Gemeinsam engagiert.


Von Urlaub kann keine Rede sein

Von SPe, 11.September.2020

STANDPUNKT von Nadja Stadelmann Limacher

Auf der Strasse durchs Entlebuch bekam ich zu hören „früher ging es auch ohne Vaterschaftsurlaub und es ist etwas geworden aus unseren Kindern“. Dies freut mich für diese Familien, deren Kindern wohl nun flügge sind. Früher blieb die Mutter nach einer Geburt eine ganze Woche im Spital. Sie und ihr Baby wurden rund um die Uhr umsorgt. Kamen die beiden nach Hause, war da möglicherweise noch die Mutter oder Schwiegermutter im gleichen Haus wohnhaft und alle haben mitgeholfen. Früher ja. Heute im Jahr 2020 leben wir andere Familienmodelle und es ist Zeit, dass der Vater eine gewichtigere Rolle spielen darf und auch soll. Da ist ein neues Leben. Was kann es Wichtigeres geben, als diesen Anfang möglichst präsent zu erleben.

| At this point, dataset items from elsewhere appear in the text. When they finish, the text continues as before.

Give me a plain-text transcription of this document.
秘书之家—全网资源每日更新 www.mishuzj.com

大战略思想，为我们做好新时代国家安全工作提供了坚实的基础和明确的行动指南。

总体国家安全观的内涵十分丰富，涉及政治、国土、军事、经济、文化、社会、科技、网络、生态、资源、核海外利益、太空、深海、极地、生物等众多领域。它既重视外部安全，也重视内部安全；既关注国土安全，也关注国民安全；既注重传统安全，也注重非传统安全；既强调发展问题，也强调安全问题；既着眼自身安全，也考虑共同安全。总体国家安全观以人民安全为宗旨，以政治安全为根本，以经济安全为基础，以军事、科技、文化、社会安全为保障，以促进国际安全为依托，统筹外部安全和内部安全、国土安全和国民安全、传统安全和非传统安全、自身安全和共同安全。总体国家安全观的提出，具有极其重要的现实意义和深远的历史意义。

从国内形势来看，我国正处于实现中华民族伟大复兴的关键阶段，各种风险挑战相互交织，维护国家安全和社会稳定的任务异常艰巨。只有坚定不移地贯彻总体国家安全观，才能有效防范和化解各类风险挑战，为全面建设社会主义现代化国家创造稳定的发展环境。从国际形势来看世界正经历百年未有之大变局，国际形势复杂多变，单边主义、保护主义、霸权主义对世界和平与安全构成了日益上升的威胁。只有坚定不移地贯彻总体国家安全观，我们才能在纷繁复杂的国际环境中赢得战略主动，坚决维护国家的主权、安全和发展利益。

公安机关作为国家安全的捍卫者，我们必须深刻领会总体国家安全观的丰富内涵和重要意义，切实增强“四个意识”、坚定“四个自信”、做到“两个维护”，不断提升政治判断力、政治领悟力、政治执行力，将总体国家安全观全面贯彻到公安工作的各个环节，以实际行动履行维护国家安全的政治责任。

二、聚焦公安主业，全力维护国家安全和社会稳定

Die Schweiz ist europaweit das Schlusslicht in Bezug auf Vaterschaftsurlaub oder Elternzeit. In der Schweiz bekommen Väter bei der Geburt eines Kindes nur einen Tag frei. Also ich habs nicht geschafft, innert diesen 24h zu gebären. Und dann kommt man nach Hause und ist froh um jeden Tag und jede Nacht Unterstützung. Und die nicht von irgendwem. Nicht vom Besuch, nicht von der Schwiegermutter, sondern vom Papa. Er, der da ist und sich um den Besuch kümmert, darauf achtet, dass du dich anständig ernährst und wieder zu Kräften kommst, der die ollen Milchpumpeutensilien sterilisiert. Der einfach da ist für dich, das Baby und allenfalls auch für Geschwister und deren Bedürfnisse! Dies ist streng und von Urlaub kann weissgott nicht die Rede sein.

Am 27. September haben wir die Chance, das endlich zu ändern. Es ist unfassbar wenig. Aber besser als nichts! Und selbst diese zwei Wochen werden bekämpft. Traurig aber wahr.

Die 14 Tage Vaterschaftsurlaub müssen nicht direkt nach der Geburt und vor allem auch nicht am Stück bezogen werden. Sondern grad dann, wenn es gerade nötig ist. Dann, wenn mindestens zwei Hände und ein offenes Herz fehlen. Dann, wenn eine Brustentzündung im Anmarsch ist oder der Besucheraufmarsch. Dann, wenn man vom Geburtsort nach nur drei Tagen nach Hause geschickt wird und sich erstmal einnistet zu Hause, als neugeborene Familie. Sich in einer komplett neuen Welt zurecht findet, zu der es weder ein Rezept noch einen Plan gibt. Man wird wortwörtlich neu geboren, als Mutter UND als Vater.

Wer die 14 Tage Vaterschaftsurlaub oder einen Teil davon bezieht, erhält 80% des durchschnittlichen Einkommens, höchstens 196 Franken pro Tag. Die ganzen 14 Tagen werden maximal mit 2’744 Franken vergütet. Und wichtig, niemand muss diesen Vaterschaftsurlaub beziehen. Es soll einfach allen überhaupt möglich sein. Und nicht nur den privilegierten und gutverdienenden Vätern. JederMANN.